Virtual private networking software from Cisco Systems, Juniper, and other manufacturers can make users susceptible to a variety of web-based attacks, the US Computer Emergency Readiness Team warned on Monday. So-called clientless SSL VPN products, which provide browser-based access to intranets, email and other internal …
thanks Reg - you just really made my night and week :-(
and this comes hot on the heels of P2P users saying they are going to switch to VPN's due to all the Anti-Piracy activity.
I smell something fishy.
As the advisory notes, this issue is mitigated by restricting access to trusted domains/networks. Users don't need to use the VPN to access the Internet - they only need it to access specific internal trusted domains/networks.
That using a VPN to use the interwebs is a sound piece of advice if using a untrusted connection- i.e WLAN's at airports, etc etc.
well, kind of...
... of course if you have your users VPN'd into the intranet and at the same time surfing or otherwise in contact with the rest of the net for non-trusted domain usage, they can act as an inadvertent bridge between your network and the whole internet. That's why some proper full VPN clients (e.g. cisco) are configured to seize all network interfaces and redirect all traffic when the VPN is connected.
I think what JohnG meant is that if you are using an SSLVPN to access your company network, the SSLVPN box should not be proxying your connections to internet (non-internal, trusted hosts).
it's not a fucking tenant
Who is driving your spellchecker now? Spellcheck would have offered both tenet and tenant as alternate spellings for whatever was fat-fingered in, so someone obviously doesn't know much about, hm, words.
The author should be off the hook; if the author used the word tenet, one hopes...
okay. scratch that.
Where did using tenant come from there? And can that person's left pinky fingernail be torn out as a way to raise staff morale and inspire them to stop making everyone look like droolers?
And can the resulting Staff Morale and Inspiration Lifting Exercise (SMILE) be posted to Youtube?

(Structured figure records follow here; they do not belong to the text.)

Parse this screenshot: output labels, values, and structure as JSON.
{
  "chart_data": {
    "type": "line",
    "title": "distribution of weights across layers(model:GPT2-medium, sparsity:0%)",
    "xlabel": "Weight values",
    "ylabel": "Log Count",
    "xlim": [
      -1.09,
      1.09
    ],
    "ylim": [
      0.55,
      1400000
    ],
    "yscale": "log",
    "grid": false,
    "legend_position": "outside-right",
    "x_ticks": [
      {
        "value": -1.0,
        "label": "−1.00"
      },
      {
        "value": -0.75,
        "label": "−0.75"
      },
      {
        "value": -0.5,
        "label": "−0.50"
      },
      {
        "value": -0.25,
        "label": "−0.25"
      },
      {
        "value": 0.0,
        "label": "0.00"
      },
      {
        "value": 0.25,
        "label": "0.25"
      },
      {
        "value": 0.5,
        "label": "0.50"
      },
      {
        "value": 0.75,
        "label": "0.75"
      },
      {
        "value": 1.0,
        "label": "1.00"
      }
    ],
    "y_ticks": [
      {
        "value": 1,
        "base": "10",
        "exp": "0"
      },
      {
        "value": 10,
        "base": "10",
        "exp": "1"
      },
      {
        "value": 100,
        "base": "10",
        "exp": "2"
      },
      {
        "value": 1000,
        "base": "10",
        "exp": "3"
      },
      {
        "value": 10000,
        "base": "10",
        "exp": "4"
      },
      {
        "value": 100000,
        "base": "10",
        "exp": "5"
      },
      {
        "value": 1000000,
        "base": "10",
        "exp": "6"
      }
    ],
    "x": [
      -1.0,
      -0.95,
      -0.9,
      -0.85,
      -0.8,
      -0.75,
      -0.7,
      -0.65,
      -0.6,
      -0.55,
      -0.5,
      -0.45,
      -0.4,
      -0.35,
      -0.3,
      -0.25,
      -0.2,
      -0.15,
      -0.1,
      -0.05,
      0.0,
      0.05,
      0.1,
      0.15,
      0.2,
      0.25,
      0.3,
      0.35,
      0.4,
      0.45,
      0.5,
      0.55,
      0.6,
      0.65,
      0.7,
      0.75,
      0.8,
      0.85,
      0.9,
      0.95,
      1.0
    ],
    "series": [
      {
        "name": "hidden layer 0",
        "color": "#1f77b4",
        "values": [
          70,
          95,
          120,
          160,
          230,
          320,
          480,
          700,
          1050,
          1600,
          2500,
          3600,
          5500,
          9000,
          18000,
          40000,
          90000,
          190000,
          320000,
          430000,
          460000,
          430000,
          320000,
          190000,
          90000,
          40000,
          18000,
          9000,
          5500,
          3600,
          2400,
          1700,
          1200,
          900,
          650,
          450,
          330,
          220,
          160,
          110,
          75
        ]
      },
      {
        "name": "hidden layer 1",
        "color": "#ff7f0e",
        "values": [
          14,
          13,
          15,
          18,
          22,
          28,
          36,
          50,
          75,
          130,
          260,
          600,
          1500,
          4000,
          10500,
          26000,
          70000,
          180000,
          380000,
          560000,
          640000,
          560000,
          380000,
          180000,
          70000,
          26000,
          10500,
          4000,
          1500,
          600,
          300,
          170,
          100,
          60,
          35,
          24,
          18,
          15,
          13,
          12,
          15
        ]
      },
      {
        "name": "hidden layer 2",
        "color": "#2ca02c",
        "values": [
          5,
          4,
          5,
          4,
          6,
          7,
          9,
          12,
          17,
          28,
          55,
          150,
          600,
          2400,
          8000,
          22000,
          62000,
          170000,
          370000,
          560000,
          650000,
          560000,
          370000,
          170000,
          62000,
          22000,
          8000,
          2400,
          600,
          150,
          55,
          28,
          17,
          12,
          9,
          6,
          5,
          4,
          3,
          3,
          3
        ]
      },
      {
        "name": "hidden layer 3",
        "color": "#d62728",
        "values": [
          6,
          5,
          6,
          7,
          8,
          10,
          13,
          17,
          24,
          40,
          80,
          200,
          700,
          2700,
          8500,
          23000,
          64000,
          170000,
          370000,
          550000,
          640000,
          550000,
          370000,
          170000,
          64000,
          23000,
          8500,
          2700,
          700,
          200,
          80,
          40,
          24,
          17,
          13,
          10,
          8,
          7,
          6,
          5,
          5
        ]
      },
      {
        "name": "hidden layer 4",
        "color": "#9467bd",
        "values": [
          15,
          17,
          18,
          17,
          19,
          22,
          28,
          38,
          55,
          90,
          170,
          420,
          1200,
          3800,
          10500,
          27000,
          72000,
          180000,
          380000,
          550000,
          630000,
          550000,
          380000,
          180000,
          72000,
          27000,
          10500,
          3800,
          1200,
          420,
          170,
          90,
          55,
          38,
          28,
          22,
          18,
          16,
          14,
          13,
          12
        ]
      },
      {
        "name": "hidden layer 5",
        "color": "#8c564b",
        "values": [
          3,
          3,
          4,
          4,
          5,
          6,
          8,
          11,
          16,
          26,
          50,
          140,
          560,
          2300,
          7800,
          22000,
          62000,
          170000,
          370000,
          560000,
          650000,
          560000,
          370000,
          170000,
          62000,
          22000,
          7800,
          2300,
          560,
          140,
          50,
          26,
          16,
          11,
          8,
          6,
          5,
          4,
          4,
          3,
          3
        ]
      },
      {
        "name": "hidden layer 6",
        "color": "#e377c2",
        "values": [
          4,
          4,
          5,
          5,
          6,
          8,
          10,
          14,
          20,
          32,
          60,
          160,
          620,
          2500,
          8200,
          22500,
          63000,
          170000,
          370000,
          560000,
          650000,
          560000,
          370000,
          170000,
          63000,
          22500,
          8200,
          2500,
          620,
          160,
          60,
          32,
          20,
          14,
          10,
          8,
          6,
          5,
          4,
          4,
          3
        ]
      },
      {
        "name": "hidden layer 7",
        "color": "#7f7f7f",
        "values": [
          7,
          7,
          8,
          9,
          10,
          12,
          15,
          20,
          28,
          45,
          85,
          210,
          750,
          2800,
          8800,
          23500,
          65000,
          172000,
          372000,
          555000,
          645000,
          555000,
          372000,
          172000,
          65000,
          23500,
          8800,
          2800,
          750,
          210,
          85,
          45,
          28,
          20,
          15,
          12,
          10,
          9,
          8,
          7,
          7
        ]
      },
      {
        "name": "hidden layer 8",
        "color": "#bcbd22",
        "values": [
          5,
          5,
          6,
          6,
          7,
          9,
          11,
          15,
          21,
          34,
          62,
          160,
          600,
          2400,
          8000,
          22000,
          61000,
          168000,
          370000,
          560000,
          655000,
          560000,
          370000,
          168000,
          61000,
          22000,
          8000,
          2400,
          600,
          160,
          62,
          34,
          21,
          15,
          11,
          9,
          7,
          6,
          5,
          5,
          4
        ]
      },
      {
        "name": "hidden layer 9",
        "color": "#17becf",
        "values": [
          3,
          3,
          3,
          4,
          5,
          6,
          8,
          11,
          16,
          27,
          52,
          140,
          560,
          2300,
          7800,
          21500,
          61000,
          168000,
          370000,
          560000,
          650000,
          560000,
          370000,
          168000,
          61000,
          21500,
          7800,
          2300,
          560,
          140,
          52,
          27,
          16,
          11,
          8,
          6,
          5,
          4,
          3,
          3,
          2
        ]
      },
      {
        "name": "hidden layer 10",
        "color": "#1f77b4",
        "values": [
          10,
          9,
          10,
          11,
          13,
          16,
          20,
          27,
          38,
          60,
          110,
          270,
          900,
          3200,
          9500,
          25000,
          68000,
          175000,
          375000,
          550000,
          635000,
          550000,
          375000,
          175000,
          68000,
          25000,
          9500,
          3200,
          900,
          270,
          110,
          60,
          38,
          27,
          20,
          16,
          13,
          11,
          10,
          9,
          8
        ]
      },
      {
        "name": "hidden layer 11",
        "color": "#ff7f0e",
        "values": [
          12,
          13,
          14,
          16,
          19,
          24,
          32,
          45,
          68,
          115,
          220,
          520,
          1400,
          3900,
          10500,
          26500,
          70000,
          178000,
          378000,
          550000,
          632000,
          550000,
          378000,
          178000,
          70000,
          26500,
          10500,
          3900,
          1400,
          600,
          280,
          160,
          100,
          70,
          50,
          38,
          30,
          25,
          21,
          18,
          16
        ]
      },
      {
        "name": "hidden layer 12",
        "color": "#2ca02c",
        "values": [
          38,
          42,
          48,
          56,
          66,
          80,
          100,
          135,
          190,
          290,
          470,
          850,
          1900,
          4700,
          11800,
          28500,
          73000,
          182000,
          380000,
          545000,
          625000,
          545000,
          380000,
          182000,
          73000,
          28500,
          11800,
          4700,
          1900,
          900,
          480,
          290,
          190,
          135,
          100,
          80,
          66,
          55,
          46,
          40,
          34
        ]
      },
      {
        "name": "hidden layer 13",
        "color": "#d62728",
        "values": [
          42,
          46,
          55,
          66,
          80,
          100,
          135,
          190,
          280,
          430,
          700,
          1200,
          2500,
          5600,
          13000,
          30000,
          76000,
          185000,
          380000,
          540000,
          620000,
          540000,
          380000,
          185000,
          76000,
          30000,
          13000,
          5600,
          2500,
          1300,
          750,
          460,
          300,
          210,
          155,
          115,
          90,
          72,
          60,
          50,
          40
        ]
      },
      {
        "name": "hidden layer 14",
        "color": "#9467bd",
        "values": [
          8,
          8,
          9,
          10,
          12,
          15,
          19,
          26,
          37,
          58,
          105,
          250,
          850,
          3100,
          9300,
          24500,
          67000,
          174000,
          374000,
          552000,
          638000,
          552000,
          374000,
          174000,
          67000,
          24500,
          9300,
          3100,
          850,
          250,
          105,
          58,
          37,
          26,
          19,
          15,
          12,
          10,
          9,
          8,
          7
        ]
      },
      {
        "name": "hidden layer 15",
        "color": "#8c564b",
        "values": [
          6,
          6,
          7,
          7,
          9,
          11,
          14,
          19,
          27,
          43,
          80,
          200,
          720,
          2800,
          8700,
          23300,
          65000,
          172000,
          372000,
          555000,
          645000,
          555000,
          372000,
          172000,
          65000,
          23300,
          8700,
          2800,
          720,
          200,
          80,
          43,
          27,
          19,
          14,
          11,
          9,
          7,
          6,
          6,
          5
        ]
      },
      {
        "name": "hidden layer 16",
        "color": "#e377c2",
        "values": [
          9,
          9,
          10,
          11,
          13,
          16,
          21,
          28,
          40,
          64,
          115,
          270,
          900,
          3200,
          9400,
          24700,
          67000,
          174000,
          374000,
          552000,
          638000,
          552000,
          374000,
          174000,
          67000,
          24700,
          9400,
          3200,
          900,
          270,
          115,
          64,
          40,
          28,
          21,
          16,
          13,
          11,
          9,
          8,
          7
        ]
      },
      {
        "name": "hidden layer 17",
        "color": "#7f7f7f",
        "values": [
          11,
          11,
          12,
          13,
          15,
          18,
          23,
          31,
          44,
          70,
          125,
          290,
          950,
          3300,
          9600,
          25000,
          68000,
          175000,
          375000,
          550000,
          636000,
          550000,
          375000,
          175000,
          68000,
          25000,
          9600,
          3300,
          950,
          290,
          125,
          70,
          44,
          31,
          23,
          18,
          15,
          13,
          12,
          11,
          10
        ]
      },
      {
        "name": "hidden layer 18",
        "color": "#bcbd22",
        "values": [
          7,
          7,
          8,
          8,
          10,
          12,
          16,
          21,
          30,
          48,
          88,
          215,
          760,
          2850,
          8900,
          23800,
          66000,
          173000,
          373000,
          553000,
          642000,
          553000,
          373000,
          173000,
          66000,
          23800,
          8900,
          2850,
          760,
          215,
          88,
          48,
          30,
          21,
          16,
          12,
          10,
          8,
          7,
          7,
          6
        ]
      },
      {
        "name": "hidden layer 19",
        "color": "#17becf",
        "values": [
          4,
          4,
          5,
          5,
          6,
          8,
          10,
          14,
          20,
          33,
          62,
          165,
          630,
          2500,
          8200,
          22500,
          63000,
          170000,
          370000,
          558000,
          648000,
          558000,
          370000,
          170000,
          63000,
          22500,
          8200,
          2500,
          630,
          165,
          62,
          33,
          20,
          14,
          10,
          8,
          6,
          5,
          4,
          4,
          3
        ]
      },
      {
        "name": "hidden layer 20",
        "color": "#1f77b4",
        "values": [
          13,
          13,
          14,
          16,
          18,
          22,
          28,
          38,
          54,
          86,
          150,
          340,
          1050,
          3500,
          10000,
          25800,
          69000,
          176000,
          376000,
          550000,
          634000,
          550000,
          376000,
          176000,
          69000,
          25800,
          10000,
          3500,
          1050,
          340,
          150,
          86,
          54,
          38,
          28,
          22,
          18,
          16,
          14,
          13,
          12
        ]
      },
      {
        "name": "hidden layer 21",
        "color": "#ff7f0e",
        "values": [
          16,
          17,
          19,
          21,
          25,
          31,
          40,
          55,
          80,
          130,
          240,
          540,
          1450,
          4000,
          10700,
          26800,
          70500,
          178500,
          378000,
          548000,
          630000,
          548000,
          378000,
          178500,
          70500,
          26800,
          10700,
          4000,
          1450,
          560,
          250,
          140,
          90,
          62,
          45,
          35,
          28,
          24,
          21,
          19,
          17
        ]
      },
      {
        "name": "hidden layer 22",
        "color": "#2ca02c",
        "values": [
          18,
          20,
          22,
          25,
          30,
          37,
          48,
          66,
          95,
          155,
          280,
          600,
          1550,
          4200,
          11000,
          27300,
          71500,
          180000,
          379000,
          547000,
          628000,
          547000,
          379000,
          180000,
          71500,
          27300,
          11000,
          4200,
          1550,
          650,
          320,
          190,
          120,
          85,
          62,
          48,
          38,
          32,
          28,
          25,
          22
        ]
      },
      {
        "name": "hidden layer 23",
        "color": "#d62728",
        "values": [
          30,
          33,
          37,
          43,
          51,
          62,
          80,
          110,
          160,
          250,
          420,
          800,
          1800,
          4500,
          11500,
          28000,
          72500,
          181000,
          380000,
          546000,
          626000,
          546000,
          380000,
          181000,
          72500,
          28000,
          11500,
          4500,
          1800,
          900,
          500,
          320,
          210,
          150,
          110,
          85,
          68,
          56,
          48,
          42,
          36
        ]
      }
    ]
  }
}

Actually that's not strictly true. If you have an organisational subscription to a website (magazine, research or even business service such as finance) then you'll need to appear as coming from that organisation to get your access. There are also other circumstances where you need access to a WAN beyond your perimeter and the only way to do so is to proxy via your SSL VPN.
Hmmm. Pubs are open. Can I just give Tuesday up as a bad job already?
for what it's worth.
I've never trusted clientless VPN. So this story makes me happy.